In other words: Most organisations that claim to value culture alignment fail to make the connection between culture and the work done within the organisation. But culture is all about the work. It’s about defining what’s important to your organisation, how you behave and how decisions are made. For instance, organisations that value innovation, experimentation and learning, are also the same organisations that develop and distribute leadership.


It should come as no surprise that Aon found that engagement and culture create “virtuous cycles” that bolster performance.


The report notes:

“In companies where culture is aligned with strategy, 44% more employees are engaged, and twice as many employees will stay. In companies with misaligned cultures, 71% of employees are either passive or actively disengaged and 75% of employees are likely to leave. Conversely, employee engagement creates and reinforces culture through the behaviors people engage in. These reinforcing mechanisms can create optimal performance conditions where great culture creates engagement in value-creating behaviors—and vice versa.”

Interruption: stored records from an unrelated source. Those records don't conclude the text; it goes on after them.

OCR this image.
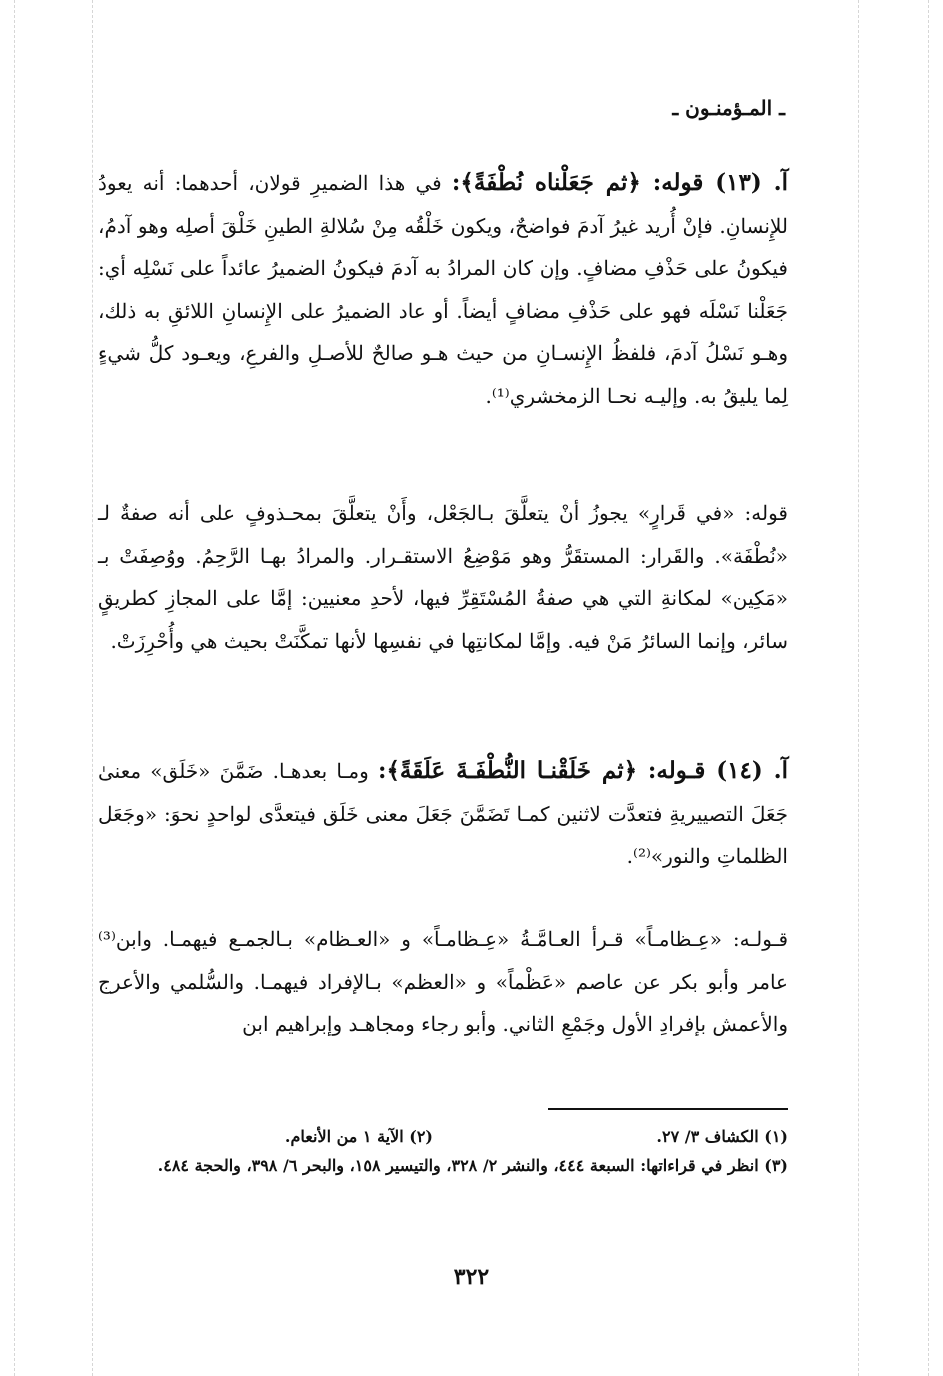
ـ المـؤمنـون ـ

آ. (١٣) قوله: ﴿ثم جَعَلْناه نُطْفَةً﴾: في هذا الضميرِ قولان، أحدهما: أنه يعودُ للإِنسانِ. فإنْ أُريد غيرُ آدمَ فواضحٌ، ويكون خَلْقُه مِنْ سُلالةِ الطينِ خَلْقَ أصلِه وهو آدمُ، فيكونُ على حَذْفِ مضافٍ. وإن كان المرادُ به آدمَ فيكونُ الضميرُ عائداً على نَسْلِه أي: جَعَلْنا نَسْلَه فهو على حَذْفِ مضافٍ أيضاً. أو عاد الضميرُ على الإِنسانِ اللائقِ به ذلك، وهـو نَسْلُ آدمَ، فلفظُ الإِنسـانِ من حيث هـو صالحٌ للأصـلِ والفرعِ، ويعـود كلُّ شيءٍ لِما يليقُ به. وإليـه نحـا الزمخشري⁽¹⁾.

قوله: «في قَرارٍ» يجوزُ أنْ يتعلَّقَ بـالجَعْل، وأَنْ يتعلَّقَ بمحـذوفٍ على أنه صفةٌ لـ «نُطْفَة». والقَرار: المستقَرُّ وهو مَوْضِعُ الاستقـرار. والمرادُ بهـا الرَّحِمُ. ووُصِفَتْ بـ «مَكِين» لمكانةِ التي هي صفةُ المُسْتَقِرِّ فيها، لأحدِ معنيين: إمَّا على المجازِ كطريقٍ سائر، وإنما السائرُ مَنْ فيه. وإمَّا لمكانتِها في نفسِها لأنها تمكَّنَتْ بحيث هي وأُحْرِزَتْ.

آ. (١٤) قـوله: ﴿ثم خَلَقْنـا النُّطْفَـةَ عَلَقَةً﴾: ومـا بعدهـا. ضَمَّنَ «خَلَق» معنىٰ جَعَلَ التصييريةِ فتعدَّت لاثنين كمـا تَضَمَّنَ جَعَلَ معنى خَلَق فيتعدَّى لواحدٍ نحوَ: «وجَعَل الظلماتِ والنور»⁽²⁾.

قـولـه: «عِـظامـاً» قـرأ العـامَّـةُ «عِـظامـاً» و «العـظام» بـالجمـع فيهمـا. وابن⁽³⁾ عامر وأبو بكر عن عاصم «عَظْماً» و «العظم» بـالإفراد فيهمـا. والسُّلمي والأعرج والأعمش بإفرادِ الأول وجَمْعِ الثاني. وأبو رجاء ومجاهـد وإبراهيم ابن

(١) الكشاف ٣/ ٢٧.

(٢) الآية ١ من الأنعام.

(٣) انظر في قراءاتها: السبعة ٤٤٤، والنشر ٢/ ٣٢٨، والتيسير ١٥٨، والبحر ٦/ ٣٩٨، والحجة ٤٨٤.

٣٢٢
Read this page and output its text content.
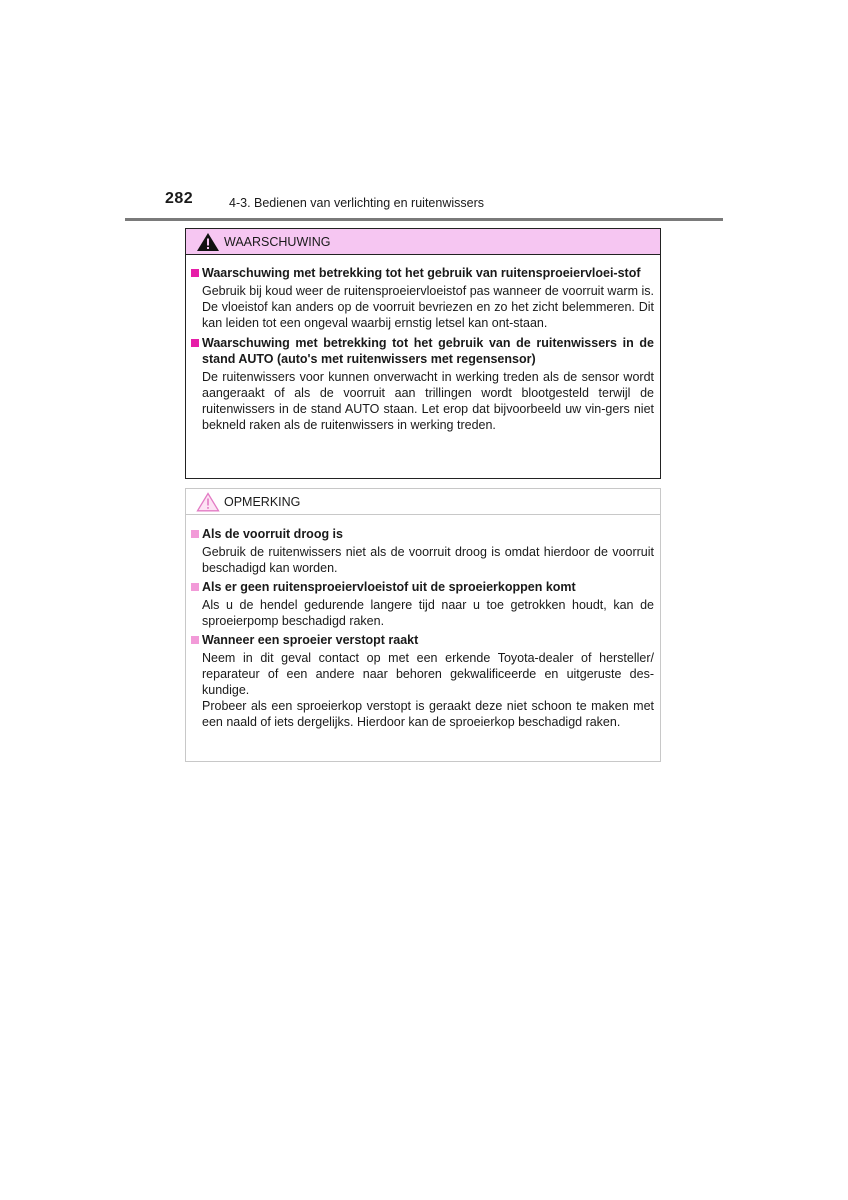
282	4-3. Bedienen van verlichting en ruitenwissers
WAARSCHUWING
Waarschuwing met betrekking tot het gebruik van ruitensproeiervloei-stof

Gebruik bij koud weer de ruitensproeiervloeistof pas wanneer de voorruit warm is. De vloeistof kan anders op de voorruit bevriezen en zo het zicht belemmeren. Dit kan leiden tot een ongeval waarbij ernstig letsel kan ont-staan.

Waarschuwing met betrekking tot het gebruik van de ruitenwissers in de stand AUTO (auto's met ruitenwissers met regensensor)

De ruitenwissers voor kunnen onverwacht in werking treden als de sensor wordt aangeraakt of als de voorruit aan trillingen wordt blootgesteld terwijl de ruitenwissers in de stand AUTO staan. Let erop dat bijvoorbeeld uw vin-gers niet bekneld raken als de ruitenwissers in werking treden.

OPMERKING
Als de voorruit droog is

Gebruik de ruitenwissers niet als de voorruit droog is omdat hierdoor de voorruit beschadigd kan worden.

Als er geen ruitensproeiervloeistof uit de sproeierkoppen komt

Als u de hendel gedurende langere tijd naar u toe getrokken houdt, kan de sproeierpomp beschadigd raken.

Wanneer een sproeier verstopt raakt

Neem in dit geval contact op met een erkende Toyota-dealer of hersteller/ reparateur of een andere naar behoren gekwalificeerde en uitgeruste des-kundige.

Probeer als een sproeierkop verstopt is geraakt deze niet schoon te maken met een naald of iets dergelijks. Hierdoor kan de sproeierkop beschadigd raken.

The lesson? If you want to develop a high-performance culture, you must first understand the associated traits. Some of these traits include, accountability, strong communication, clear expectations, and steady focus on goals. By contrast the traits associated with low performance include short-sightedness, reactivity, low accountability, poor communication, and being too task-oriented.


Which characteristics best describe your organisation? If your organisation looks more like the second set of traits, the good news is that now you know, and that’s where change begins.